Chińczycy wypierają się wszystkiego i twierdzą, że cała konstrukcja jest niczym innym, jak balonem pogodowym, który został zepchnięty w nieodpowiednie miejsce przez niekorzystny wiatr. I komu tu teraz wierzyć w tej sytuacji?
Chiński balon szpiegowski nad Stanami Zjednoczonymi
W briefingu przeznaczonym dla mediów zorganizowanym bezpośrednio przez Pentagon – urzędnicy nie zdecydowali się podzielić większą ilością szczegółów dotyczących wymiarów balonu szpiegowskiego ani tego, jak długo Pentagon śledzi tę konstrukcję. Po przeanalizowaniu rozmiarów, amerykański resort stwierdził, że zestrzelenie balonu szpiegowskiego może stanowić zagrożenie dla mieszkańców USA. Pierwotnie sam balon został zauważony na nad niebem w stanie Montana.
Czego dokładnie szukają Chińczycy?
Według analityków, Chińczycy mogą zbierać informacje na temat amerykańskich systemów komunikacyjnych oraz radarów. Jest też prawdopodobne, że sam balon służy do tego, aby dowiedzieć się, w których bazach Amerykanie przetrzymują pociski nuklearne oraz generalnie jak dużą ilością tego typu broni dysponują. Amerykańskie wojsko twierdzi również, iż Chińczycy mogą szpiegować ruch w sieciach komórkowych, jak również ten radiowy. Dane wywiadowcze zebrane przez balon miałyby być przekazywane w czasie rzeczywistym przez łącze satelitarne z powrotem do Chin.
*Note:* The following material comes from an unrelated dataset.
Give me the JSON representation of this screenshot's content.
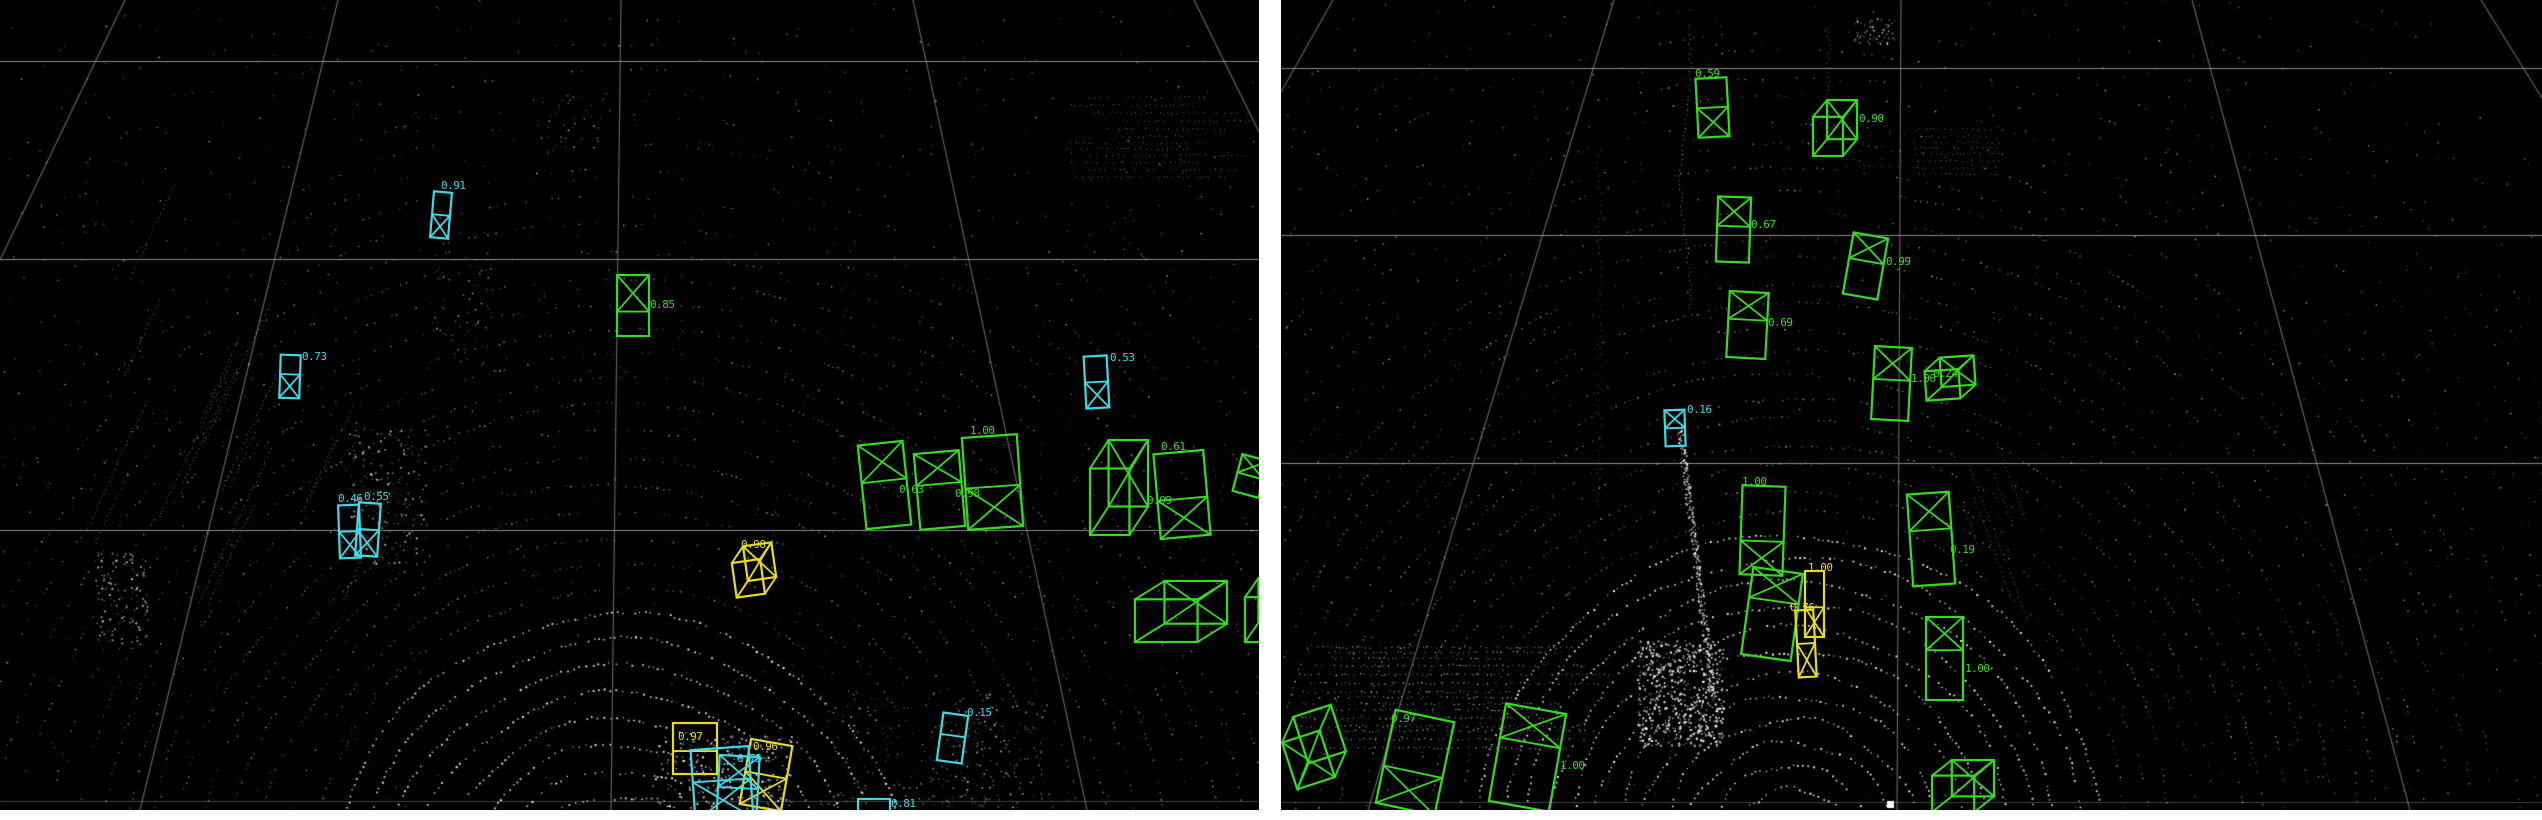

Pentagon twierdzi, iż podjął działania, aby opisywany balon nie mógł zbierać większej ilości wrażliwych danych.
Czy nie prościej po prostu skorzystać z satelitów?
WYkorzystanie balonów szpiegowskich jako platform do zbierania informacji nie jest niczym nowym – tego typu techniki były stosowane już za czasów tak zwanej zimnej wojny. Stany Zjednoczone wykorzystywały setki balonów do monitorowania swoich przeciwników. Nowoczesna technologia satelitarna zmieniła jednak oblicze całej gry – łatwiej jest sprawdzić i gromadzić dane bezpośrednio z kosmosu, zamiast korzystać z przestarzałych rozwiązań. Zaletą balonów szpiegowskich jest łatwość ich obsługi oraz możliwość zdalnego sterowania za pomocą komputera pokładowego. Nie wiadomo dokładnie, z jakiego rozwiązania w tym przypadku korzystają Chińczycy.